For Chinese and Asian patients, I sometimes halve the dose or even start at 7.5mg at night. Many patients of Chinese and Asian origin have an emphasis on somatic symptoms, so you want to start low.
Doses can go as high as 60mg; 90mg is getting heroic
Adding to Mark Taylor, I consider that the two main drawbacks of mirtazapine are also what make of it a great synchronizer.
Mirtazapine is a great medication to organize sleep, and in some patients, the increase of appetite takes place at the mealtimes.
Many of mine patients, after the initial sedation and weight gain during the first 5/6 months of treatment, report great night sleeps, with appetite getting healthier every passing week.
I usually recommended exercise along with mirtazapine (which is an additional antidepressant). In the first months I recommend close monitoring of potential emotional/cognitive alterations (e.g., nightmares, irritability, suicidal thoughts, and grandiosity).
That said, I must add that I am a clinical psychologist and that I followed my patients closely in weekly regimen and that, among the various antidepressants that assisted my work, mirtazepine was the best.

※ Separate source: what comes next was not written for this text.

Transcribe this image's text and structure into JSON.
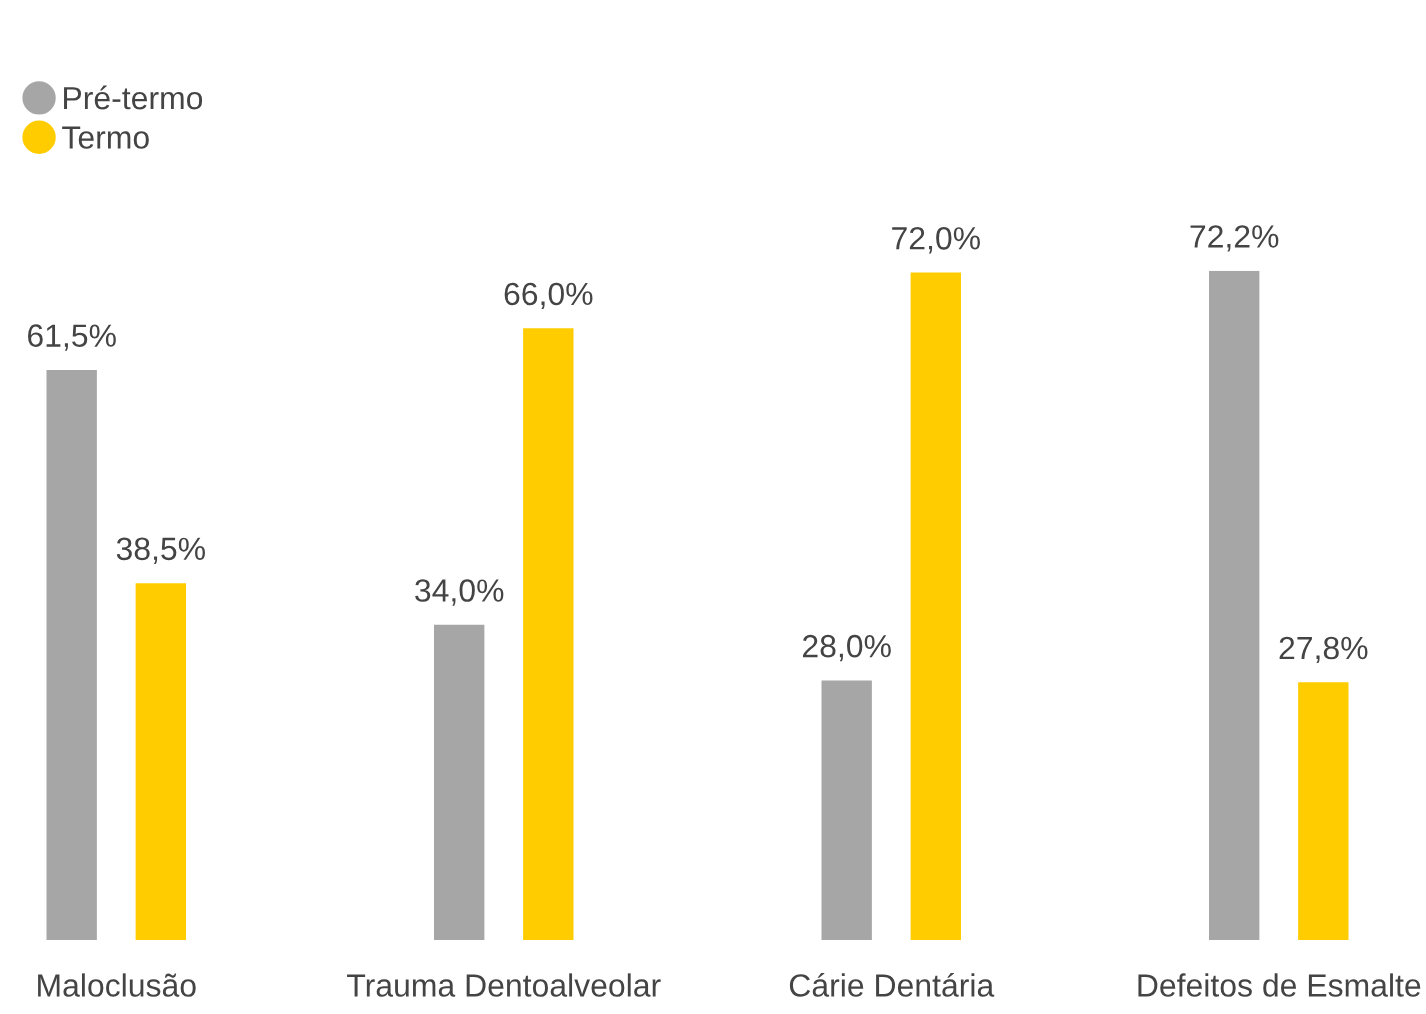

From my clinical practice, I agree with many previous answers: Mirtazapine is an effective medication, often as a second line treatment mainly due to regular sedation and weight gain, particularly interesting in anxiety and sleep problems. Also interesting in combination for residual symptoms, starting low.
Highly effective 2nd line antidepressant, as said by many others weight gain and sedation, is a worrisome problem. Weight gain is found in more than 50%
It has to be considered that mirtazapine is one of the most commonly prescribed antidepressants for the elderly because of fewer cardial side effects. On the other hand antidepressants, like mirtazapine and other are only the one side oft an effective treatment for depression (and sometimes not the most important). The other side is a good psychotherapy, where the intrapsychic and interpersonal conflicts are discussed.
I start questionning the patient if he (or she) feels that he is dependent of the air he breathes. Usually, his responds yes. Then I ask him wether it is better to have air to breath or not. He admits that it's better to have air. Then, I ask the same question for antihypertensive medications. Finally, I suggest that the concept of dependance puts together 2 very different problems: to be dependant of something beneficial or of something harmful.
In my experience, when a perfect equilibration has been obtained, after a plateau of 6 months, one can test a slow decrease of dosage by 2 months steps. Approximately every 2 patients can be weaned, but it is only a secondary task.
One assumption is the antidepressant is taken for what would have been the natural history of the depressive episode. Four to six months is usually advised though all sorts of other factors count. Mirtazapine is not addictive. The significance of a depressive episode is the risk of recurrence: 50% after the first episode and maybe 90% after the second. So its the underlying depressive propensity, not mirtazapine, that determines the need for continuation and maintenance treatment
Mertazipine like other antidepressants is a drug with side effects. Doctors must give patients the full facts regarding side effects before prescribing and monitor their symptoms. To prescribe medication and ask if a patient requires it in the same way he requires 'air to breath' to justify prescribing could be questioned as irresponsible.
This is an interesting question that leads me to think about the clinical practice in my work setting (primary care in Catalonia). Mirtazapine is often used in frail and elderly patients, often to help with night rest. My perception is that its antidepressant effect is not valued well enough, and that its potential adverse effects and safety issues (especially excessive sedation, postural hypotension, and risk of falls) are trivialized.
It should be remembered that mirtazapine is an antidepressant and has no indication as a hypnotic, much less when sleep problems are not associated with active depression.